- Regular maintenance is the key to easy grooming — Consistent brushing helps to keep their coat in shape and makes any necessary trims much easier.
- Nail trims are a part of the deal — Frequent nail trims reduce the risk of painful scratches and prevent injury from overgrown nails.
- Different breeds and coat types have different requirements — Familiarize yourself with your dog’s coat type to select the appropriate grooming tools.
The smell of a freshly groomed dog costs a pretty penny, but it doesn’t have to. Here’s some tricks and tips on how you can recreate the spa day experience at home for a fraction of the professional price.

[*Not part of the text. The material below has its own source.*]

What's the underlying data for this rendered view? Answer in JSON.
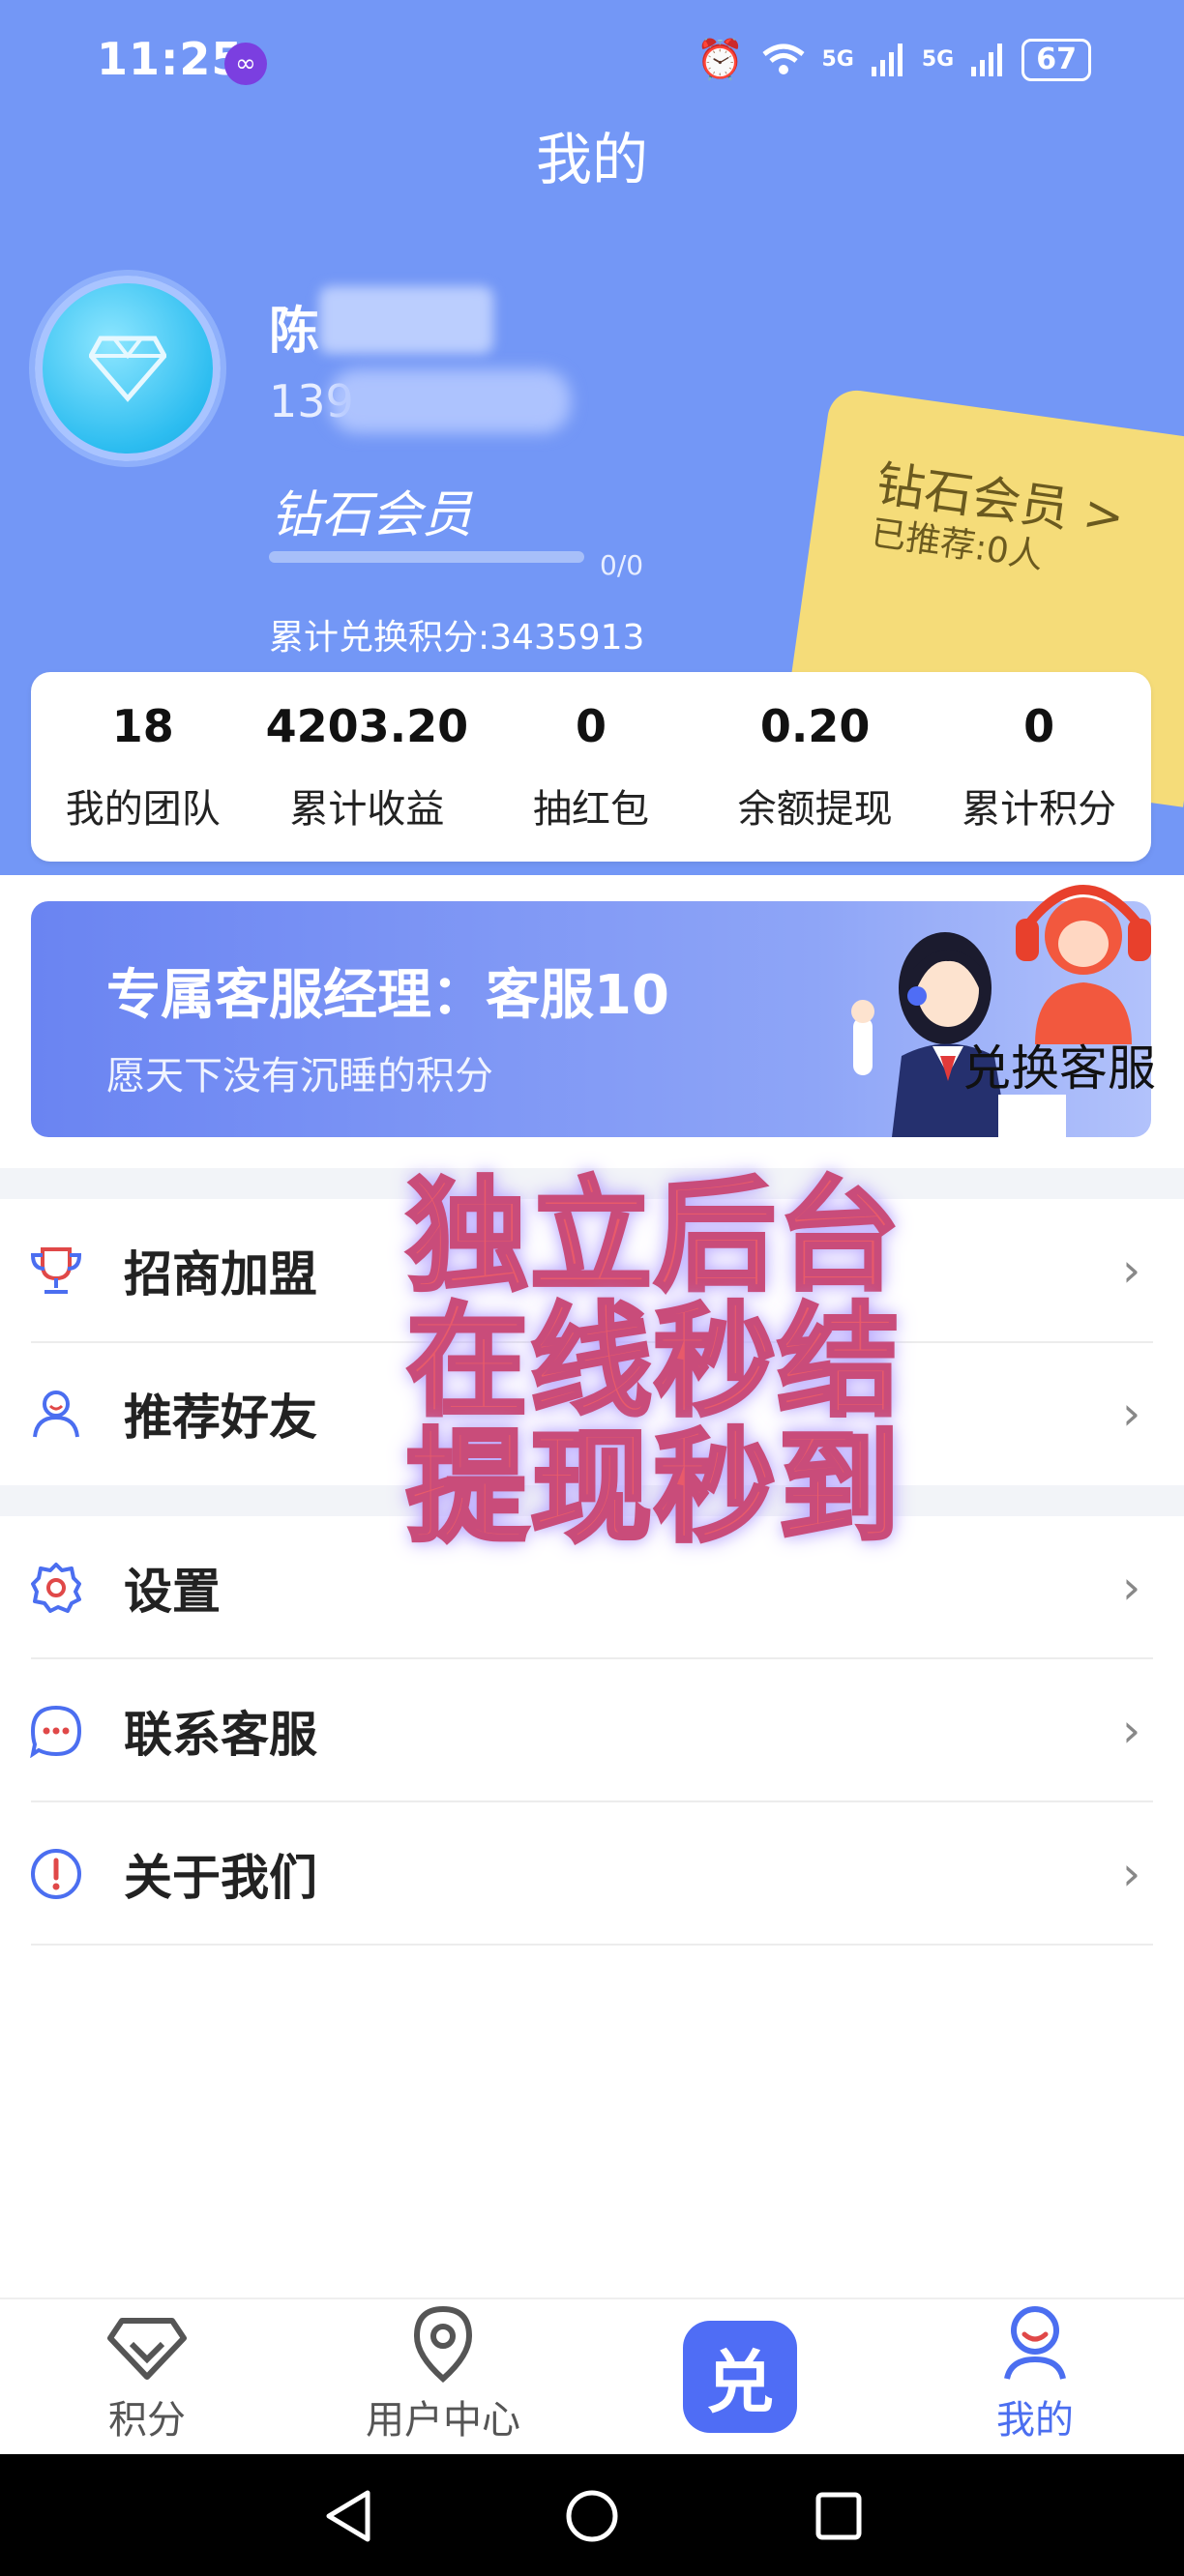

Different dog breeds have different grooming needs, so let’s dig into what you’ll need for your special pup.
If your dog tries to bite while you’re grooming them, don’t overreact. Calm them down and try to keep going. Talk to your veterinarian about anxiety medication if your dog still appears overly anxious . You shouldn’t continue grooming a dog who’s acting aggressively because it can cause injuries to you both.

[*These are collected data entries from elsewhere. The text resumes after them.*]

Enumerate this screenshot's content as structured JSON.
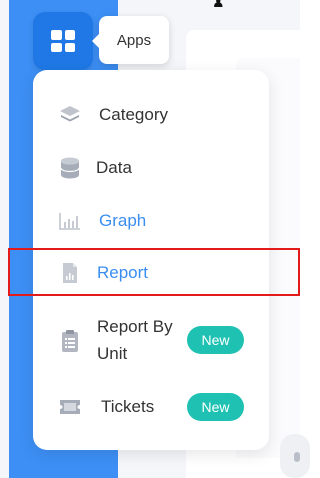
{
  "header": {
    "apps_tooltip": "Apps"
  },
  "menu": {
    "items": [
      {
        "label": "Category",
        "icon": "layers-icon"
      },
      {
        "label": "Data",
        "icon": "database-icon"
      },
      {
        "label": "Graph",
        "icon": "bar-chart-icon"
      },
      {
        "label": "Report",
        "icon": "report-icon"
      },
      {
        "label_line1": "Report By",
        "label_line2": "Unit",
        "icon": "clipboard-icon",
        "badge": "New"
      },
      {
        "label": "Tickets",
        "icon": "ticket-icon",
        "badge": "New"
      }
    ]
  },
  "colors": {
    "sidebar_blue": "#3d8ff5",
    "apps_tile": "#1f78e5",
    "accent_text": "#3b8ef0",
    "badge": "#1fc2b2",
    "highlight": "#e31a1a"
  }
}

4 steps for grooming any dog at home
All canines need grooming basics such as brushing, bathing, and nail trimming. Did you know that their breed and fur type determine how often? Plus, some breeds like the Shih tzu don’t shed, but they’ll need their fur plucked or trimmed in addition to regular brushing. Dogs who shed need frequent brushing to catch loose hair but rarely (if ever) require the clippers.

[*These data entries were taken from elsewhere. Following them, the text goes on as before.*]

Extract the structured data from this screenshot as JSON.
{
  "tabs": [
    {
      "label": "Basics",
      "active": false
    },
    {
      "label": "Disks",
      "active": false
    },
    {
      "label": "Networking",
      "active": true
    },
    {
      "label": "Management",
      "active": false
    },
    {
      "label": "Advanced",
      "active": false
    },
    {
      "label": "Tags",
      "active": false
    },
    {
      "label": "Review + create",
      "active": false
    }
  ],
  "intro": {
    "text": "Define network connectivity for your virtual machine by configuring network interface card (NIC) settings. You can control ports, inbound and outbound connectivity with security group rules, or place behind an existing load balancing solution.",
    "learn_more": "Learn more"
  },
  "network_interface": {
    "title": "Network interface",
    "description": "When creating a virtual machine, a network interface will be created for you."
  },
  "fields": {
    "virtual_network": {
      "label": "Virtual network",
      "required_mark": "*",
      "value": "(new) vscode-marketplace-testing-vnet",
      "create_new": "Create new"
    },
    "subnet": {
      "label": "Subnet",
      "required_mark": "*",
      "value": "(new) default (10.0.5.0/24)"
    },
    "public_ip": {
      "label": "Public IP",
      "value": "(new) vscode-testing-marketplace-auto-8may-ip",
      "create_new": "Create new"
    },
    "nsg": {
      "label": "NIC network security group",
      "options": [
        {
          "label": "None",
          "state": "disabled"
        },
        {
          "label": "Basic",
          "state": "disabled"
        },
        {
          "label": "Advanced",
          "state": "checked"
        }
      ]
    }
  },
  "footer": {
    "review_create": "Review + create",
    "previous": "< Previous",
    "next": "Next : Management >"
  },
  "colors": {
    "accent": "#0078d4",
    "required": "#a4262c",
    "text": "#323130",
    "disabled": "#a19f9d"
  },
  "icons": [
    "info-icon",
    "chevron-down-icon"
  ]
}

Step 1: Routinely brush your dog’s coat
Brush with the grain of your dog’s fur in smooth, firm strokes to prevent painfully pulling on their hair. You should brush them before and after bathtime to prevent tangles. Most require brushing at least once a week, but some need even more depending on their coat type. The only exception is dogs with corded fur, such as the puli, who don’t need to be brushed at all once their dreadlocks are formed.
Step 2: Bathe your dog — but not too often
While you don’t want a stinky pup, overbathing can strip their skin of the natural oils that their body produces for a healthy coat. A good rule of thumb is to bathe them no more than once a month unless they’re excessively dirty. To help cut down on baths, cultivate a habit of wiping your dog’s paws after their walks and keeping a towel in the car for quick clean-ups.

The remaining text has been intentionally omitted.